Catechol-O-methyltransferase (COMT) acts as a 'gate-keeper' to prevent DNA damage during estrogen metabolism. Both experimental and epidemiological studies suggest the role of COMT in pathogenesis of human breast cancer (BCa). It was previously reported that inhibition of COMT enzyme activity in estradiol-treated human breast epithelial carcinoma-derived MCF-7 cells caused increased oxidative DNA damage and formation of mutagenic depurinating adducts. To improve our understanding of factors influencing estrogen metabolism in BCa, it requires a mechanistic study illustrating the regulation of this 'gate-keeper'. We investigated the epigenetic mechanisms underlying decreased COMT transcription in MCF-7 cells exposed to 17ß-estradiol (E2) and the phytoestrogen, genistein (GEN). CpG site-specific methylation at promoters for both soluble (S) and membrane-bound (MB) COMT transcripts were assessed. Both E2 and GEN induced CpG site-specific methylation within the distal promoter of MB-COMT. In addition, ChIP analysis showed that there was increased binding of DNMT3B, MBD2 and HDAC1 within this promoter. These epigenetic changes were associated with decreased COMT transcript levels. Interestingly, sulforaphane, an antioxidant commonly found in cruciferous vegetables, was able to reverse the estrogen-induced epigenetic changes and gene silencing of COMT. Our data provide a new insight in epigenetically targeting COMT transcription. Since reactive estrogen metabolites may contribute to breast cancer, our findings may help in developing prevention and/or intervention strategies for human BCa.
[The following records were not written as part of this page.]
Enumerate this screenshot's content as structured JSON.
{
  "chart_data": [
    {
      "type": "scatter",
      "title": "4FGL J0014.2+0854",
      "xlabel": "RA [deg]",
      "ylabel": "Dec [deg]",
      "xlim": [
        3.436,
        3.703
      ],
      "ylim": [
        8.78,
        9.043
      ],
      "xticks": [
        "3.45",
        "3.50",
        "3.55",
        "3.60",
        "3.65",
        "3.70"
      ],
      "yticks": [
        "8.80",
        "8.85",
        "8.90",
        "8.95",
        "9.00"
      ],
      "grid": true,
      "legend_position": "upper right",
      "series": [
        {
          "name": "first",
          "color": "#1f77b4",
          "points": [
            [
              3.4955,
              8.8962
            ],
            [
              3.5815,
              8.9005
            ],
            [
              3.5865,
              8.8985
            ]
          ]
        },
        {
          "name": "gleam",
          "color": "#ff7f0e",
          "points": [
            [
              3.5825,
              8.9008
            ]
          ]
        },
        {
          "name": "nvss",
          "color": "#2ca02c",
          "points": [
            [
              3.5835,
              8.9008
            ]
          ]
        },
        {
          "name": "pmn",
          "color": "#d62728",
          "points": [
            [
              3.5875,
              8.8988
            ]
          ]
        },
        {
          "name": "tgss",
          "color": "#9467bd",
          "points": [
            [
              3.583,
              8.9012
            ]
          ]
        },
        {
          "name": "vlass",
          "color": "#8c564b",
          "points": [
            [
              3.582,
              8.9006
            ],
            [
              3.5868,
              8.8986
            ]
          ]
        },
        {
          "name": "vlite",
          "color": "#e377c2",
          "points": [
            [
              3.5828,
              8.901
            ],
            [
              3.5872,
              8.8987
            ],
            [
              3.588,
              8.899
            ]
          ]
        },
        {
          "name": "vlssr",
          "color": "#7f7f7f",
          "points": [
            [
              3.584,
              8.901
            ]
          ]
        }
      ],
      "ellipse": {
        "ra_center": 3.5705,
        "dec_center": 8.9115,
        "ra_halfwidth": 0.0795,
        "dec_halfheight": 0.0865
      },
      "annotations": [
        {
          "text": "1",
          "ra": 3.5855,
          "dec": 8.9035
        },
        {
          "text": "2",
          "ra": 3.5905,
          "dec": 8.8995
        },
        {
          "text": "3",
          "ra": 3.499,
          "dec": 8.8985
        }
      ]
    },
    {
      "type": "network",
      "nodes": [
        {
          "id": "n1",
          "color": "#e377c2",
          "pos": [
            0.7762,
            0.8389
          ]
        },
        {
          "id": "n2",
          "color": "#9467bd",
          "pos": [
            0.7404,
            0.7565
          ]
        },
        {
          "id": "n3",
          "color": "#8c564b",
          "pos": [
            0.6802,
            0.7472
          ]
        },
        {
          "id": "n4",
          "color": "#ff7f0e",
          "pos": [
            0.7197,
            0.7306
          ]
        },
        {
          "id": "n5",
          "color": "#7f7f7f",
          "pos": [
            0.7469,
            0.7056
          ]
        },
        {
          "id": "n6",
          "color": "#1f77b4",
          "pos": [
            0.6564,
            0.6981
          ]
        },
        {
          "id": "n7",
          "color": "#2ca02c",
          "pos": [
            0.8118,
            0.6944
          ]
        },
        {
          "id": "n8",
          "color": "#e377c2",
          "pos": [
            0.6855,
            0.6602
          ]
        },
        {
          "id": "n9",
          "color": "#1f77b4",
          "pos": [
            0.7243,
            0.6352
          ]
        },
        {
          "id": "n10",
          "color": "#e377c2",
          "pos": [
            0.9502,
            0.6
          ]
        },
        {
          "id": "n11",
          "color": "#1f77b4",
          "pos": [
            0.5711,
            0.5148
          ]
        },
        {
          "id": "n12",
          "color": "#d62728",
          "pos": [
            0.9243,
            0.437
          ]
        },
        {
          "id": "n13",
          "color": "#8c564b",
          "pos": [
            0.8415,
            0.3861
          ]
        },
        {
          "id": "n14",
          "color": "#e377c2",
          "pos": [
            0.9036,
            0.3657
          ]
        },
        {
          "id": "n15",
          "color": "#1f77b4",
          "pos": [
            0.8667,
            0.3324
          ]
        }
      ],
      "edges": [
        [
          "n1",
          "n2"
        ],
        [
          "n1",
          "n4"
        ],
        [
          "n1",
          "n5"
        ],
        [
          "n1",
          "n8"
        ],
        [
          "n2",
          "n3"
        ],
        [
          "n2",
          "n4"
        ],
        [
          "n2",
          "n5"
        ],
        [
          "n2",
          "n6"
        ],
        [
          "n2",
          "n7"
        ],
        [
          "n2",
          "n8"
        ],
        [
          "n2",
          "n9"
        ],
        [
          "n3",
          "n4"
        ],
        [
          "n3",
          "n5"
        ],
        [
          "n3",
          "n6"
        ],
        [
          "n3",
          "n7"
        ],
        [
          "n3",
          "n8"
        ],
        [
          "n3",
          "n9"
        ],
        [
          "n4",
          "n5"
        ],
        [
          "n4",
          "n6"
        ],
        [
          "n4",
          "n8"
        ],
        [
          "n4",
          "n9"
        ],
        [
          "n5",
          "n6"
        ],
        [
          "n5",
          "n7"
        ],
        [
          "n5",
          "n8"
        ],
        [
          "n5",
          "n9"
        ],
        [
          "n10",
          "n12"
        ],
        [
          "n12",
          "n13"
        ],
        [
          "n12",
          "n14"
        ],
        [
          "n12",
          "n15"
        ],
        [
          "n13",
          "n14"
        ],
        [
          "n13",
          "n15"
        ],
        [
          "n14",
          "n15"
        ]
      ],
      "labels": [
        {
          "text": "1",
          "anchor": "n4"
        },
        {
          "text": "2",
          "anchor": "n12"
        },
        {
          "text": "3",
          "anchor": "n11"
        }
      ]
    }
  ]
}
儿茶酚-O-甲基转移酶(COMT)作为一种“守门员”,可防止雌激素代谢过程中的 DNA 损伤。实验和流行病学研究表明,COMT 在人类乳腺癌(BCa)发病机制中起作用。先前的研究报道,在雌二醇处理的人乳腺上皮癌细胞 MCF-7 中抑制 COMT 酶活性会导致氧化 DNA 损伤增加和诱变脱嘌呤加合物的形成。为了更好地了解影响 BCa 中雌激素代谢的因素,需要进行一项阐明这种“守门员”调控机制的机制研究。我们研究了 MCF-7 细胞暴露于 17β-雌二醇(E2)和植物雌激素染料木黄酮(GEN)时 COMT 转录降低的表观遗传机制。评估了可溶性(S)和膜结合(MB)COMT 转录物启动子的 CpG 位点特异性甲基化。E2 和 GEN 均诱导 MB-COMT 远端启动子的 CpG 位点特异性甲基化。此外,ChIP 分析表明,该启动子内的 DNMT3B、MBD2 和 HDAC1 结合增加。这些表观遗传变化与 COMT 转录物水平降低有关。有趣的是,十字花科蔬菜中常见的抗氧化剂萝卜硫素能够逆转雌激素诱导的 COMT 表观遗传改变和基因沉默。我们的数据为表观遗传靶向 COMT 转录提供了新的见解。由于反应性雌激素代谢物可能导致乳腺癌,因此我们的发现可能有助于为人类 BCa 开发预防和/或干预策略。